Rio, 11 (AE) - A inflação medida pelo Índice Geral de Preços Disponibilidade Interna (IGPDI) de março ficou em 0,18%. O número, divulgado hoje pela Fundação Getúlio Vargas (FGV-RJ), ficou praticamente estável em comparação com o resultado de fevereiro, que foi de 0,19%. No acumulado de janeiro a março deste ano, o IGPDI apresenta alta de 1,41%, contra os 7,72% do mesmo período de 1999.
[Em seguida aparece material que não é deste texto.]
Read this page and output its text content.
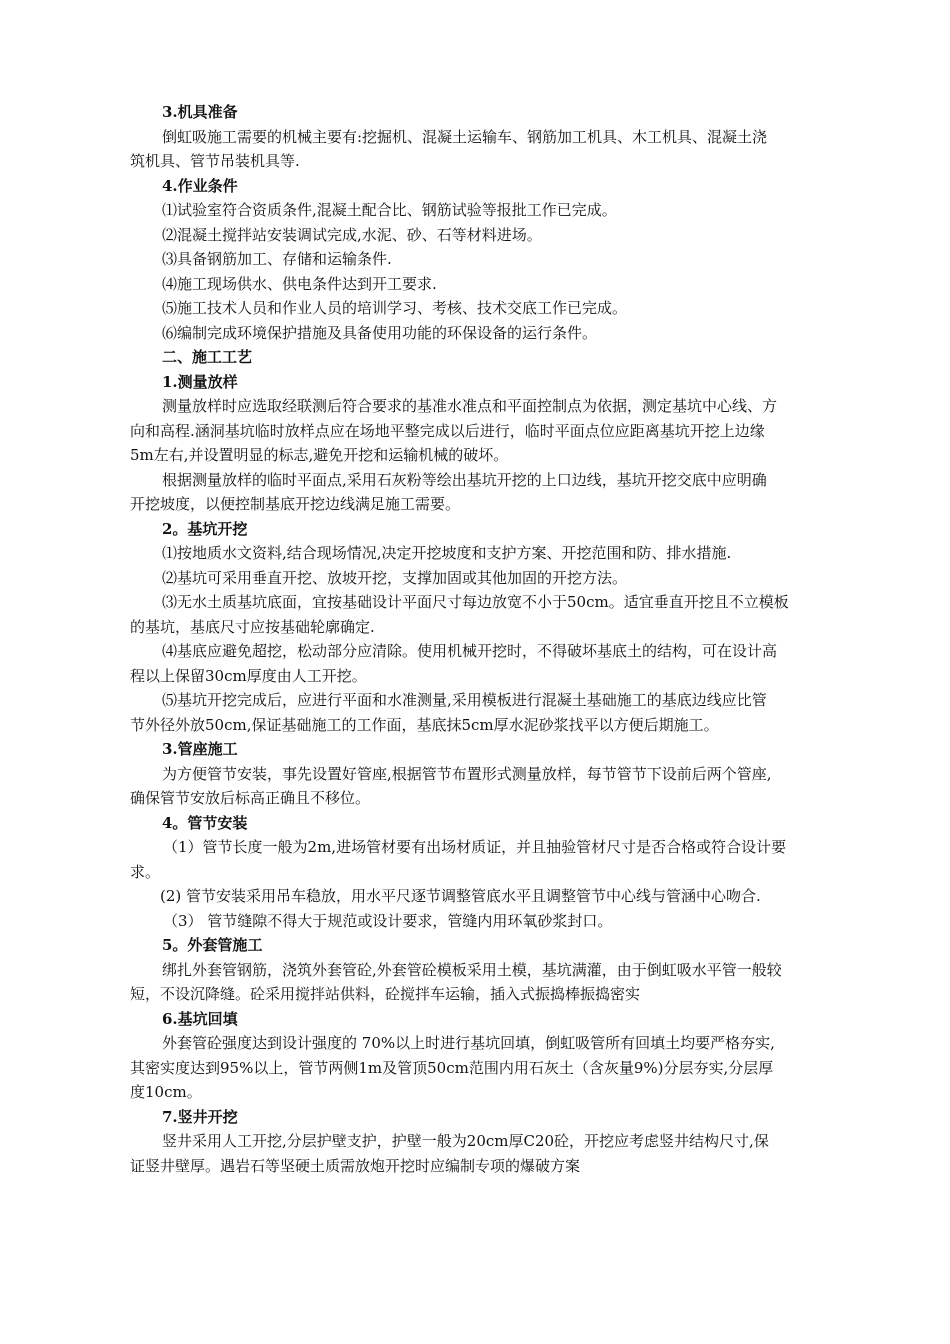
3.机具准备

倒虹吸施工需要的机械主要有:挖掘机、混凝土运输车、钢筋加工机具、木工机具、混凝土浇

筑机具、管节吊装机具等.

4.作业条件

⑴试验室符合资质条件,混凝土配合比、钢筋试验等报批工作已完成。

⑵混凝土搅拌站安装调试完成,水泥、砂、石等材料进场。

⑶具备钢筋加工、存储和运输条件.

⑷施工现场供水、供电条件达到开工要求.

⑸施工技术人员和作业人员的培训学习、考核、技术交底工作已完成。

⑹编制完成环境保护措施及具备使用功能的环保设备的运行条件。

二、施工工艺

1.测量放样

测量放样时应选取经联测后符合要求的基准水准点和平面控制点为依据，测定基坑中心线、方

向和高程.涵洞基坑临时放样点应在场地平整完成以后进行，临时平面点位应距离基坑开挖上边缘

5m左右,并设置明显的标志,避免开挖和运输机械的破坏。

根据测量放样的临时平面点,采用石灰粉等绘出基坑开挖的上口边线，基坑开挖交底中应明确

开挖坡度，以便控制基底开挖边线满足施工需要。

2。基坑开挖

⑴按地质水文资料,结合现场情况,决定开挖坡度和支护方案、开挖范围和防、排水措施.

⑵基坑可采用垂直开挖、放坡开挖，支撑加固或其他加固的开挖方法。

⑶无水土质基坑底面，宜按基础设计平面尺寸每边放宽不小于50cm。适宜垂直开挖且不立模板

的基坑，基底尺寸应按基础轮廓确定.

⑷基底应避免超挖，松动部分应清除。使用机械开挖时，不得破坏基底土的结构，可在设计高

程以上保留30cm厚度由人工开挖。

⑸基坑开挖完成后，应进行平面和水准测量,采用模板进行混凝土基础施工的基底边线应比管

节外径外放50cm,保证基础施工的工作面，基底抹5cm厚水泥砂浆找平以方便后期施工。

3.管座施工

为方便管节安装，事先设置好管座,根据管节布置形式测量放样，每节管节下设前后两个管座,

确保管节安放后标高正确且不移位。

4。管节安装

（1）管节长度一般为2m,进场管材要有出场材质证，并且抽验管材尺寸是否合格或符合设计要

求。

(2) 管节安装采用吊车稳放，用水平尺逐节调整管底水平且调整管节中心线与管涵中心吻合.

（3） 管节缝隙不得大于规范或设计要求，管缝内用环氧砂浆封口。

5。外套管施工

绑扎外套管钢筋，浇筑外套管砼,外套管砼模板采用土模，基坑满灌，由于倒虹吸水平管一般较

短，不设沉降缝。砼采用搅拌站供料，砼搅拌车运输，插入式振捣棒振捣密实

6.基坑回填

外套管砼强度达到设计强度的 70%以上时进行基坑回填，倒虹吸管所有回填土均要严格夯实,

其密实度达到95%以上，管节两侧1m及管顶50cm范围内用石灰土（含灰量9%)分层夯实,分层厚

度10cm。

7.竖井开挖

竖井采用人工开挖,分层护壁支护，护壁一般为20cm厚C20砼，开挖应考虑竖井结构尺寸,保

证竖井壁厚。遇岩石等坚硬土质需放炮开挖时应编制专项的爆破方案
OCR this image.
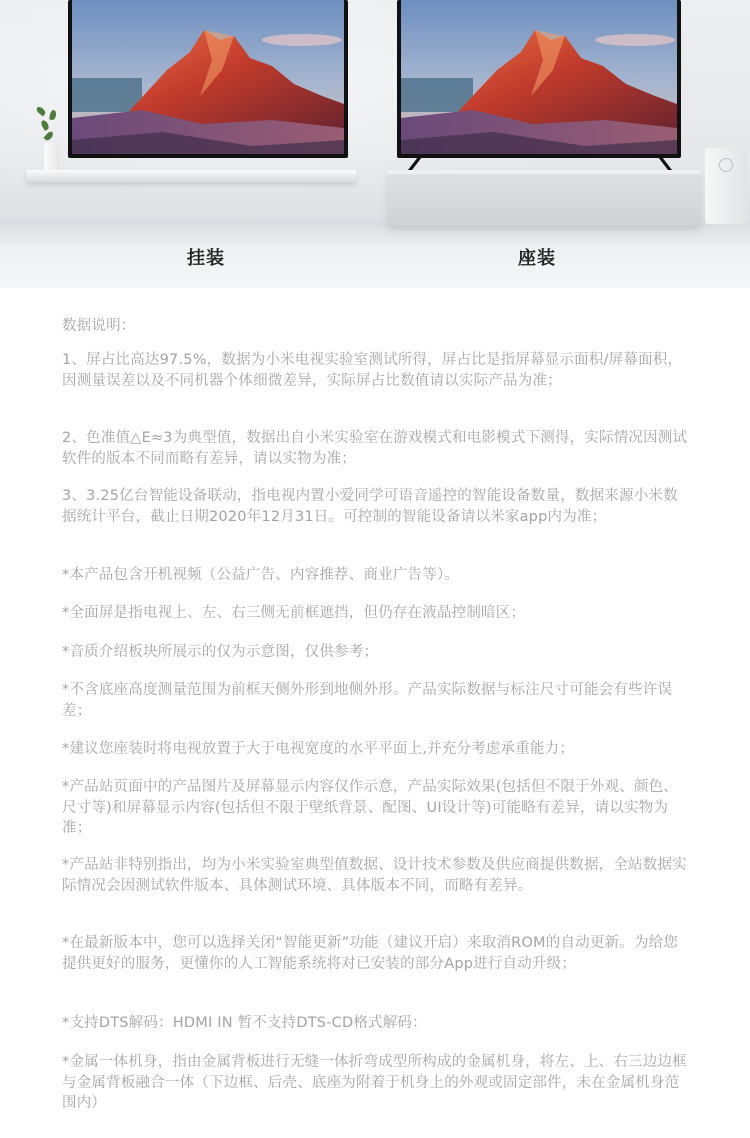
挂装	座装

数据说明：

1、屏占比高达97.5%，数据为小米电视实验室测试所得，屏占比是指屏幕显示面积/屏幕面积，因测量误差以及不同机器个体细微差异，实际屏占比数值请以实际产品为准；

2、色准值△E≈3为典型值，数据出自小米实验室在游戏模式和电影模式下测得，实际情况因测试软件的版本不同而略有差异，请以实物为准；

3、3.25亿台智能设备联动，指电视内置小爱同学可语音遥控的智能设备数量，数据来源小米数据统计平台，截止日期2020年12月31日。可控制的智能设备请以米家app内为准；

*本产品包含开机视频（公益广告、内容推荐、商业广告等）。

*全面屏是指电视上、左、右三侧无前框遮挡，但仍存在液晶控制暗区；

*音质介绍板块所展示的仅为示意图，仅供参考；

*不含底座高度测量范围为前框天侧外形到地侧外形。产品实际数据与标注尺寸可能会有些许误差；

*建议您座装时将电视放置于大于电视宽度的水平平面上,并充分考虑承重能力；

*产品站页面中的产品图片及屏幕显示内容仅作示意，产品实际效果(包括但不限于外观、颜色、尺寸等)和屏幕显示内容(包括但不限于壁纸背景、配图、UI设计等)可能略有差异，请以实物为准；

*产品站非特别指出，均为小米实验室典型值数据、设计技术参数及供应商提供数据，全站数据实际情况会因测试软件版本、具体测试环境、具体版本不同，而略有差异。

*在最新版本中，您可以选择关闭“智能更新”功能（建议开启）来取消ROM的自动更新。为给您提供更好的服务，更懂你的人工智能系统将对已安装的部分App进行自动升级；

*支持DTS解码：HDMI IN 暂不支持DTS-CD格式解码：

*金属一体机身，指由金属背板进行无缝一体折弯成型所构成的金属机身，将左、上、右三边边框与金属背板融合一体（下边框、后壳、底座为附着于机身上的外观或固定部件，未在金属机身范围内）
O IGPDI é formado por três índices. O mais importante é o Índice de Preços no Atacado (IPA), que apresentou deflação de 0,05%. O Índice de Preços ao Consumidor (IPC) registrou alta de 0,51%. E o Índice Nacional de Custos da Construção (INCC), de menor peso, apresentou a maior alta, de 0,56%.
Segundo o chefe do Centro de Estudos de Preços da FGV-RJ
Paulo Sidney Melo Cota, o maior responsável pela inflação no mês passado foi o combustível, reajustadosem 7% no dia primeiro de março. "Como o IGPDI é calculado do dia primeiro ao dia 30 ele captou totalmente o impacto do reajuste dos combustíveis nos preços do atacado e do varejo", disse Cota.
Por conta do aumento dos combustíveis, o setor de transportes apresentou o maior índice de alta: 2,28%. O setor de produtos agrícolas ajudou a segurar a taxa no mês passado com uma deflação de 1,58%. Entre os produtos que apresentaram as maiores baixas está o chuchu, vilão da inflação em anos anteriores, que em março registrou queda de 73,14%. O preço da carne de boi caiu 3,27%, e a dos suínos, 10,24%, por causa do início da temporada de safra destes produtos. Cota previu que, neste mês, o IGPDI deve ficar entre 0,10% e 0,20%.
Ele acredita que acabaram as pressões por conta do reajuste de preço dos combustíveis. Para o ano, a previsão do técnico da FGV está mantida e a taxa deve fechar em 6%.
Núcleo - A FGV-RJ também divulgou a pesquisa de março sobre o novo índice do núcleo da inflação, que não leva em consideração os efeitos de alta e baixa de preços de alguns ítens. Em março, a taxa ficou em 0,24%, contra 0,17% de fevereiro. Segundo Antônio Porto Gonçalves, diretor do Instituto Brasileiro de Economia da FGV (Ibre), a taxa mostra que o núcleo da inflação brasileira está estabilizada. " Acredito que a taxa mensal deve ficar por volta de 0,20% até dezembro, o que dará uma taxa anual de 3%", previu.
Em março, foram retirados do cálculo do núcleo da inflação os efeitos do reajuste dos combustíveis, que representou uma alta méida de 3,54% no mês passado, das hortaliças e legumes, com alta de 7,88%, e das carnes de boi e porco. Esses produtos foram os que apresentaram as maiores variações em março, e por isso foram retirados do cálculo do índice do núcleo, mas vão voltar ao cálculo do índice deste mês.